VEDANTAM: Well, the growing consensus among authorities - and law enforcement authorities, in particular - is to move from this idea of profiling, to the idea of what they call threat assessment. Because if you look at all these recent incidents, one of the things that stands out is that most typically, these events have taken time to plan. It has taken time to set up. And very often, there is another person who knows what the plan is; or maybe there are people who know some element of the plan that the shooter has in place.

Now, very often, this information might be hazy, or it might be disjointed. And one of the strategies of threat assessment is to encourage people to report what it is that they are seeing. This is the basis of the - you know, the "See Something, Say Something" campaign that we hear all the time in subway stations and metro stations and airports. And the idea is that once you get specific information that's behavioral; it's not targeted to the indivi - to sort of a profile, but to the behavior of people; you then analyze that information. You say, is this a credible threat? Is this person just upset? Does he have a plan? Is this a serious threat? Is it a very serious threat? Should law enforcement be involved? And the idea is, you don't go from zero to 60 in one second; but you take in the information, you analyze the information, you escalate your response gradually.

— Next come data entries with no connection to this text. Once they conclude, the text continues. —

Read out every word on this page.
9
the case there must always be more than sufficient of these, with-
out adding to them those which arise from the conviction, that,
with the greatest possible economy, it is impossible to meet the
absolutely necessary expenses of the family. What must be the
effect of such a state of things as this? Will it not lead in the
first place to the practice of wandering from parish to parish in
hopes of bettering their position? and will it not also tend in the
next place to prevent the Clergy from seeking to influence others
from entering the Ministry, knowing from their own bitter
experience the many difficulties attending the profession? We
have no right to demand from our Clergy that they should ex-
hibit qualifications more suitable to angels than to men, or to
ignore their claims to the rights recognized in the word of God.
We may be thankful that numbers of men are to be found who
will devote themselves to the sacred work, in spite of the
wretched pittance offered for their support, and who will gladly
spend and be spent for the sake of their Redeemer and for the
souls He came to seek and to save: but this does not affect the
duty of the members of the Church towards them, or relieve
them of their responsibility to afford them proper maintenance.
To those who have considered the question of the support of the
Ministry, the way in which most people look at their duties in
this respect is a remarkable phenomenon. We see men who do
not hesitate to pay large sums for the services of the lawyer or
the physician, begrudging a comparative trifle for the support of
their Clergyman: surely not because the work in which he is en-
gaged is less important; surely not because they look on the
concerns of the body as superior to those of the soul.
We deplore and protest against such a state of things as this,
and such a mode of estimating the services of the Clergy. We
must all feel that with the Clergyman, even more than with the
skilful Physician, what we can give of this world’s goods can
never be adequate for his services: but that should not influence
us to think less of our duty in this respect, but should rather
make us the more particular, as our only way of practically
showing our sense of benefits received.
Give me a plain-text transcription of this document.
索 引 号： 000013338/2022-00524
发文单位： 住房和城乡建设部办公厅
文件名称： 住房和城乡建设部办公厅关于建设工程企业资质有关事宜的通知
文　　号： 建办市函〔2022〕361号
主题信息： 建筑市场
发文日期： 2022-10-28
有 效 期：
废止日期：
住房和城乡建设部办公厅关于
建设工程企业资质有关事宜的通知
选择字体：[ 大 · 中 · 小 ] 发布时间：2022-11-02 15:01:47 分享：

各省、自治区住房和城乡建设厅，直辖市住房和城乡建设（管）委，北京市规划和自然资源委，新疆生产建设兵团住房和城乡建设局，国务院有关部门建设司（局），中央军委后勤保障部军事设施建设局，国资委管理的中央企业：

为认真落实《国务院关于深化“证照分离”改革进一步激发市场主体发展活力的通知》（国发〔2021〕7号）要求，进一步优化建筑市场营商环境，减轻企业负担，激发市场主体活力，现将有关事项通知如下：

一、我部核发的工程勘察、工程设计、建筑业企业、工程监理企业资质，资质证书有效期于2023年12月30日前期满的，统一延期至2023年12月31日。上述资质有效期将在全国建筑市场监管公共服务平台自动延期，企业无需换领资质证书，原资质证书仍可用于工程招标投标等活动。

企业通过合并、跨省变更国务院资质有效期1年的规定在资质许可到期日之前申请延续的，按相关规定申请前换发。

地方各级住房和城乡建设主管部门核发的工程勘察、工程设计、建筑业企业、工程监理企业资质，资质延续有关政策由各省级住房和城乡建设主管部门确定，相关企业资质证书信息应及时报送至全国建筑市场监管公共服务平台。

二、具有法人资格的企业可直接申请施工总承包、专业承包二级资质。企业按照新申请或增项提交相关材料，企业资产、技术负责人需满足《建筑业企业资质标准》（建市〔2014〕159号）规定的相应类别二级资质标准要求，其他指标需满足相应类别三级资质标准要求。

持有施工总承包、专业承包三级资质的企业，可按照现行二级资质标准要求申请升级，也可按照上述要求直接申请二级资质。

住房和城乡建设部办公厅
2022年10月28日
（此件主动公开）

SIMON: And increasingly, we've seen in the past few incidences, people tend to post things in social media; that's even if they're not talking to people.

VEDANTAM: Indeed. So that's certainly one of the places where we can look for the kinds of information that could give us clues that something might be happening.

SIMON: NPR science correspondent Shankar Vedantam.

(SOUNDBITE OF MUSIC)

SIMON: And you're listening to NPR News.